Sensor activity with respect to alkali metals of a carbon nanotube edge-modified with amino group

Abstract

The work is devoted to the theoretical study of sensor activity of nanosystems based on a carbon nanotube modified with a functional amino group, with respect to certain metal atoms and ions. The calculations were performed within the molecular cluster model using the semiempirical MNDO scheme and density functional theory DFT. The mechanism of attachment of an amino group to the open edge of zigzag single-walled carbon nanotubes possessing cylindrical symmetry was studied to design a chemically active sensor based on them. The key geometric and electron-energy characteristics of the constructed systems have been determined.
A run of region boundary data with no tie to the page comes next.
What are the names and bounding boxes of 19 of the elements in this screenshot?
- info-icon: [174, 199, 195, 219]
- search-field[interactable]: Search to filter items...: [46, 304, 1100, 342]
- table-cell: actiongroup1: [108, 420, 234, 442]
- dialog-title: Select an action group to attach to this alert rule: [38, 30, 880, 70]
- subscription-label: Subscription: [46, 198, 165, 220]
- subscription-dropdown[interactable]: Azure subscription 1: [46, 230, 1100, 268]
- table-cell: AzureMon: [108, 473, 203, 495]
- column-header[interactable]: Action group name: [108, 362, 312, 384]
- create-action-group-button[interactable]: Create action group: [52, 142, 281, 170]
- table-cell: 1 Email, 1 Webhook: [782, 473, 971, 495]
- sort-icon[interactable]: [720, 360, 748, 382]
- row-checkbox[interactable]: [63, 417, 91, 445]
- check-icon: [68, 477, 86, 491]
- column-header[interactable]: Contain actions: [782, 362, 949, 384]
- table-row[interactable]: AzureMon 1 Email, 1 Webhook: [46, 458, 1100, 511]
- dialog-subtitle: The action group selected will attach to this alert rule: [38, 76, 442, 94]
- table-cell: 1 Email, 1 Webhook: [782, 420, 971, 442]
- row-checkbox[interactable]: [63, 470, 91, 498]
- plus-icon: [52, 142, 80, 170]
The interaction of the sensors thus constructed with atoms and ions of some metals—potassium, sodium, and lithium—has been studied. The scanning of arbitrary surfaces containing selected atoms or ions has been modeled; from the interaction energies, and the activity of the single-walled carbon nanotube + amino group probe system has been determined with respect to the selected elements to be initialized. Analysis of the charge state of the system has established that the sensor action mechanism is realized, as a result of which the number of charge carriers in the resulting nanotubular system serving as a sensor probe changes, which provides the appearance of conductivity in the system. The presence of metallic atoms can be experimentally detected by the change in the potential in a probe system based on a nanotube with a functional group. The theoretical studies have proved the possibility of creating highly sensitive sensors based on the most promising nanomaterial— carbon nanotubes functionalized with active chemical groups, including the amino group NH₂.